As the couple continued raising their four children and focusing on their careers, they decided to create the roles they were looking for. In 2014, they founded their production company. “We did not set out to be producers,” says David. “The need was definitely the mother of the invention. I cannot wait for someone else to do things, how we want to be and see in the world. We have to use any platform, notoriety, talent and connections that we have to do it ourselves.”

A woman rests on a table, with her arms crossed, looking aside
A man with a dark shirt sits on an outdoor table, a hand to the side of his head

Jessica and David Oyelowo. (Jason Armond / Los Angeles Times)

The company's name combines its two cultures: David is ancestry of Yoruba and Igbo, and Jessica is Anglo -Saxon. Currently, the company has a team of seven people, including the Oyelowos, and the couple accredits that team for their successes. Together they have developed projects such as Paramount+ Series “Lawmen: Bass Reeves”; Debut as director of David, “The Water Man”; and Jessica's documentary “become king.” On April 16, Apple TV+ premiered the 10 episodes “Cheese Government Cheese” episodes, in which David Stars, part of Yoruba Saxon's first view agreement with the platform.

Set in the San Fernando Valley at the end of the 1960s, the series, created by Paul Hunter and Aeysha Carr, presents David as the Zany, with the Faith Hampton Chambers, recently released from prison and determined to sell his self-ruling drill to an aerospace company, while he also tries to recover the respect of his wife and two children.

“It is a parabolic, absurd and strange family comedy, and you can see a world in which a network or study can think:” Let's make it based. “But that is not what we set out to do,” says David about the surrealist sensitivity of the series.

“Why can't we do things like Wes Anderson or Spike Jonze or Paul Thomas Anderson?” He continues. “We love to see those things. We never get to those things. We are never represented in those things. Why can't we be expansive in our narration?”

A man sits in a low stone pass, a woman standing against a wall by her side

“We did not set out to be producers,” says David Oyelowo, but “I can't wait for someone else to do things, how we want to be and see in the world.”

(Jason Armond / Los Angeles Times)

“The 'government cheese' is one of the most incredible examples of joy to normalize the marginalized,” says Jessica. “When you have a black family in Los Angeles in the 1960s and has nothing to do with civil rights, it has nothing to do with oppression.”

“They are political acts,” adds David. “When much of what you see during the 60s when it comes to blackness is the fight, it is radical to see joy and be able to laugh and be surreal.”

I mention the novel “Onyaka and The Academy of the Sun”, by the British Nigerian author Tọlá Okogwu. It is a medium -degree science fiction book about a girl with psychochinetic powers that has become a series of four books.

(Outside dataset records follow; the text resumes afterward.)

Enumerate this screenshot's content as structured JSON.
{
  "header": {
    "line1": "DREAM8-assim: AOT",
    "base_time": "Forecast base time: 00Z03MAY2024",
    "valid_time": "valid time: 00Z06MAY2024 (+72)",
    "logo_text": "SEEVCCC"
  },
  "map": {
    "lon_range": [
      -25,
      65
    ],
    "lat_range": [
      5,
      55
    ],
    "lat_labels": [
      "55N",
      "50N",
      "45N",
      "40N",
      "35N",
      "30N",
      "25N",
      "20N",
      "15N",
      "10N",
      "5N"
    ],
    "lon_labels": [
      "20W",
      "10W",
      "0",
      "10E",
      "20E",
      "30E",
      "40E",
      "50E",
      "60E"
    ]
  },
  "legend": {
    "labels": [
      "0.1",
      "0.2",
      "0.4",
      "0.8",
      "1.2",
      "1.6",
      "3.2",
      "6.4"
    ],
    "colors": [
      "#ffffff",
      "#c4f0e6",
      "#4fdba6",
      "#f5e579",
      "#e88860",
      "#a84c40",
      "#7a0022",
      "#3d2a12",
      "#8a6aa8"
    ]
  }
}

Westbrook Studios by Yoruba Saxon and Will Smith associated with Netflix to adapt the book to a movie.

“'Onyaka' is an absolute bull eye for what we are looking for, but it is also symptomatic of the challenge we have,” says David. “We won traction with that project following the murder of George Floyd and at a time when there was a cultural correction and people seemed to want to do better. But now we are at a time when it is evident that much of that was performative and not of depth of bones. Projects like that suddenly become challenged.”

And although the current political climate can put some of their stories at risk, it does not change the way they will tell those stories. In fact, it energizes them even more.

As David says, “Attack against Dei or not, we have been doing it before there was all this energy around him and we will do it later.”